Great Work Requires Obsessive Interest

You cannot discipline yourself into doing great work. The drive must come from a genuine, deep interest that makes the work feel less like effort and more like compulsion.

"Interest will drive you to work harder than mere diligence ever could." Paul Graham, "How to Do Great Work"

Paul Graham's formula for great work has four steps: choose a field, learn enough to reach the frontier of knowledge, notice gaps, and explore promising ones. But the entire engine runs on one fuel: obsessive interest. Steps two and four require enormous effort, and no amount of willpower can sustain that effort if the underlying interest is not there. The empirical evidence that hard work is necessary is "on the scale of the evidence for mortality," as Graham puts it. Bill Gates never took a day off in his twenties. P. G. Wodehouse rewrote every sentence ten or twenty times at age 74. They worked this hard because they could not stop themselves.

The danger is per-project procrastination, which Graham calls far more dangerous than per-day procrastination. You put off the ambitious project year after year because "the time isn't right," and because you are working busily on something else, the alarm bells never go off. You are too busy to notice you are avoiding the thing that actually matters. The solution is to stay honest about what genuinely excites you. Graham's test: "What are you excessively curious about curious to a degree that would bore most other people?" That is what you should be working on.

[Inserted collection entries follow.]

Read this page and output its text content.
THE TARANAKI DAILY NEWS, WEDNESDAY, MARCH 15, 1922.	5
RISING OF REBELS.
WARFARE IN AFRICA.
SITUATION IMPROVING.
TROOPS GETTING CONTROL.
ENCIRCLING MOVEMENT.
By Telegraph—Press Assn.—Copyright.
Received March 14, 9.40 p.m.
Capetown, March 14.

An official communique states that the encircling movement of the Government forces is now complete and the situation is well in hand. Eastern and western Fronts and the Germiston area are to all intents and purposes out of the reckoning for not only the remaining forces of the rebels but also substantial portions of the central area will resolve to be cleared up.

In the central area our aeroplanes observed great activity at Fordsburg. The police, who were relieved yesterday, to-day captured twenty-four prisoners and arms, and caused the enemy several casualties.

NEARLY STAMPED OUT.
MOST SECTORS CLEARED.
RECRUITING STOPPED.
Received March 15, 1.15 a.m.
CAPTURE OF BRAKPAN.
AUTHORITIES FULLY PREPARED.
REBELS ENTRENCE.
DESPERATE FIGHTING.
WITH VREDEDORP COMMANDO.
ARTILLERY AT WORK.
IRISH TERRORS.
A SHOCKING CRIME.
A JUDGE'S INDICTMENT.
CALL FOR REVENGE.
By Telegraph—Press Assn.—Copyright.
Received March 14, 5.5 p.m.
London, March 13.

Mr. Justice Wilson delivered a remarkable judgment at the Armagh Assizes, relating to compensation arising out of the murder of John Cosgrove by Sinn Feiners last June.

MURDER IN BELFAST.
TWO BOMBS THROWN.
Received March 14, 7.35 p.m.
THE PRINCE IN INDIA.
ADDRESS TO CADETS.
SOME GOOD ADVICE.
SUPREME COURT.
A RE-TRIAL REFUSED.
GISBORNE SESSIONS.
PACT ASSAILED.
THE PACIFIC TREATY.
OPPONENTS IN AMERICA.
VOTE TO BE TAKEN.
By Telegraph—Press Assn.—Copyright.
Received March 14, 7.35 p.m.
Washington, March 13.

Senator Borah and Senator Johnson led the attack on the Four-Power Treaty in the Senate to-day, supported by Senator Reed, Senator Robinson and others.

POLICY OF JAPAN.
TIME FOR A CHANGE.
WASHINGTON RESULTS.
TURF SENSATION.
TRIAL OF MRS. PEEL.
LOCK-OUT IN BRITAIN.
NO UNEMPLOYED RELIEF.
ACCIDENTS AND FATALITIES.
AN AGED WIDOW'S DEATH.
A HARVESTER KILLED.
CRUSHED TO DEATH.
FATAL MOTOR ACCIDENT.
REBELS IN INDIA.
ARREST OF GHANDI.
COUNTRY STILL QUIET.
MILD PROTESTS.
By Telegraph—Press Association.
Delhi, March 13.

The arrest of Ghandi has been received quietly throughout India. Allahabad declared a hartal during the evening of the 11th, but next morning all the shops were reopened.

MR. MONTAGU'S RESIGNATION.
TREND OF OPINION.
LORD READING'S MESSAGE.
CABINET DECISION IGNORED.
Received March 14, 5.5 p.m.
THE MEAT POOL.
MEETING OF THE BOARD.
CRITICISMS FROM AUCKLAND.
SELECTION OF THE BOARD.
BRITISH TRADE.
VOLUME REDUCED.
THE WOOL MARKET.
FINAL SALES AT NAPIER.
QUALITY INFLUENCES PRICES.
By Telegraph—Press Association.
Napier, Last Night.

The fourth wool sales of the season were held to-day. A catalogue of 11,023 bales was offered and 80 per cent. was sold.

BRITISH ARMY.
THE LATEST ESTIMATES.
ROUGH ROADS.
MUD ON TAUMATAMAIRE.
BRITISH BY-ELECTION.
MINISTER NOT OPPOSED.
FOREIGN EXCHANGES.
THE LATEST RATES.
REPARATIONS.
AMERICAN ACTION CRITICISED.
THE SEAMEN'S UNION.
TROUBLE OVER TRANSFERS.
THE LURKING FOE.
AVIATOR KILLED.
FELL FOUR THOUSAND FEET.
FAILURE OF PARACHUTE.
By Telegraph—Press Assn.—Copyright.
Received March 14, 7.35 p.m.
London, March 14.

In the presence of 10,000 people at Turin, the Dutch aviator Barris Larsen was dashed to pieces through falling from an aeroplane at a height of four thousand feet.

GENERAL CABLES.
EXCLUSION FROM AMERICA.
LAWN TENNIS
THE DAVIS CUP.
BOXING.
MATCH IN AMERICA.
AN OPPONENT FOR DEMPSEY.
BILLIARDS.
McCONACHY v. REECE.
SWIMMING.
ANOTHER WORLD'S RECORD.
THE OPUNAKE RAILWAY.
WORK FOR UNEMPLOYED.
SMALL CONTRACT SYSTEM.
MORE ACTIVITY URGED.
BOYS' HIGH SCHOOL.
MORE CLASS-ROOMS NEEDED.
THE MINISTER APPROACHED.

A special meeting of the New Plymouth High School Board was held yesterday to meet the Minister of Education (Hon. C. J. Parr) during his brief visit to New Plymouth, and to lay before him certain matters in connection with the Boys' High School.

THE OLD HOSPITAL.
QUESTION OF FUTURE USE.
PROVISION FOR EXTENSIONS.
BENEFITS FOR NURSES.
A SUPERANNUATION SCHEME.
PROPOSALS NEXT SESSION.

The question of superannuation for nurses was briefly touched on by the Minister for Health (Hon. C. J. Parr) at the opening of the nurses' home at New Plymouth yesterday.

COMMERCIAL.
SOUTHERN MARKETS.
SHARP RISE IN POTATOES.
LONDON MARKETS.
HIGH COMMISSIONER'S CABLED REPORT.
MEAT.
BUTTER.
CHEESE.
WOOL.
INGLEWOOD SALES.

The relationship between interest and hard work also resolves the seeming contradiction between talent and effort. There is a "faint xor between talent and hard work" in popular culture, but in reality the outliers have both. Since you cannot change your natural talent, doing great work reduces to finding the intersection of aptitude and obsessive interest and then working as hard as that interest naturally drives you to.

Takeaway: Find what you are excessively curious about, then let that curiosity drive the relentless effort that great work demands.